The short of it is that the G20 is still on track with its task of managing global recovery and positioning for the long term as the premier institution in global economic governance. As Dobson suggests, the pressures of domestic politics may have weakened the sense of urgency as the crisis fades. ‘The group’s diversity is showing,’ she says. ‘And domestic issues are beginning to crowd leaders’ priorities. As well, it seems that each new host feels compelled to lengthen the agenda, with the Koreans adding development and the French host in 2011 mooting its perennial summit favourite, reforming the international monetary system.’ But there is a clearer consensus emerging among leaders about the key instruments that now need to be deployed in moving to sustainable growth beyond the crisis. And we saw emerge at Seoul, mobilisation of will and an effort to insure against the second round effects of the crisis in the form of incipient trade protectionism as industrial economies strive to manage the difficult politics of continuing unemployment and debt levels as they inch towards recovery. As Australian Prime Minister Gillard urged at the summit, next year presents a critical opportunity to close on the Doha Round of WTO negotiations and keep protectionism at bay.
Whatever its fragility and the challenges to its legitimacy, the elevation of the G20 to its primary role in global economic governance is a considerable achievement. It would not have been possible without the farsightedness of the US Administrations — both the Bush Administration that saw its value in dealing with the immediate fallout from the crisis and the Obama Administration that saw in it the opportunity for fundamental transformation of the regime of global economic governance. It would not have succeeded as it has so far without, what Dobson calls, the ‘laser-like’ focus the crisis induced in world leaders to make the collective international interest triumph in sufficient measure over narrow national interests.
There are both matters of substance and matters of process that now have to be confronted if the success thus far is to continue.
On substance, sustainable recovery and growth will require rebalancing the global economy, and the whole gamut of things that implies for shifting around policies in both the developed and the developed world. The proximate tensions are around how, and whether, the exchange rate is deployed in China to ease its current account surplus and domestic inflationary pressures and what the monetary expansion in the US does to weaken the dollar at the same time as provide a kick to recovery. But the heavy lifting, on both sides, will be in dealing with the deep structural problems in emerging economies and the developed world alike that are at the root of the imbalances that could threaten steady recovery and continuing growth.

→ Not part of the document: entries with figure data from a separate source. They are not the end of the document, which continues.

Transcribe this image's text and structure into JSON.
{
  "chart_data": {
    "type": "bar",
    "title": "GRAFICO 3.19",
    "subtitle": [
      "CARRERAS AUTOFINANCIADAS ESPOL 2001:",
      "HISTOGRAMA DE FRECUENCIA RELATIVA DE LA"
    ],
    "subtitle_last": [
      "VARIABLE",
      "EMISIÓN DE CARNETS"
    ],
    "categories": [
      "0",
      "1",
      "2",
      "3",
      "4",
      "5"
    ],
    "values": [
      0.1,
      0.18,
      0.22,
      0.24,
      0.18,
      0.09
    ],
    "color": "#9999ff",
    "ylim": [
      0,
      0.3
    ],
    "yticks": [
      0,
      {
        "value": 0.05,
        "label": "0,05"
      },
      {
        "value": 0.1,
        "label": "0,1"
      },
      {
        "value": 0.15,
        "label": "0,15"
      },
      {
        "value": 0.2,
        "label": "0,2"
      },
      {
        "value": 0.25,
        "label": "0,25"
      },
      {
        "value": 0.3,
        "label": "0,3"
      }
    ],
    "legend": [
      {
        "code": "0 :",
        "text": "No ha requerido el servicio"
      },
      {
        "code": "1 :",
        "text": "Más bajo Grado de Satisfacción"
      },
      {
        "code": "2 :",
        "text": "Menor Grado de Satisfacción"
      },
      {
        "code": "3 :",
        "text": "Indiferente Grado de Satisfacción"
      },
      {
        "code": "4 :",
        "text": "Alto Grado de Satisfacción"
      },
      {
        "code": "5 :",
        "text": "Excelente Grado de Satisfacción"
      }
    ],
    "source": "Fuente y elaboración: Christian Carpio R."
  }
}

On the process, continuing to strengthen and reform the considerable institutional infrastructure with which the G20 is endowed (in the form of the established relations among member finance and monetary authorities and the underpinning it has of the international financial institutions) is one element. Another, as Dobson implies, is maintaining priority and focus. This will be even more important as the crisis fades. It is already important as the diversity of membership encourages an agenda that pretends to offer something for everyone. A related element is respect for the nature of the process, a process that brings no supra-national authority to outcomes except the willingness and commitment of participants to bring their national contributions to the public good to the table. And there is the question of building the G20’s reach out to, and inclusion of, economies that don’t sit at the table.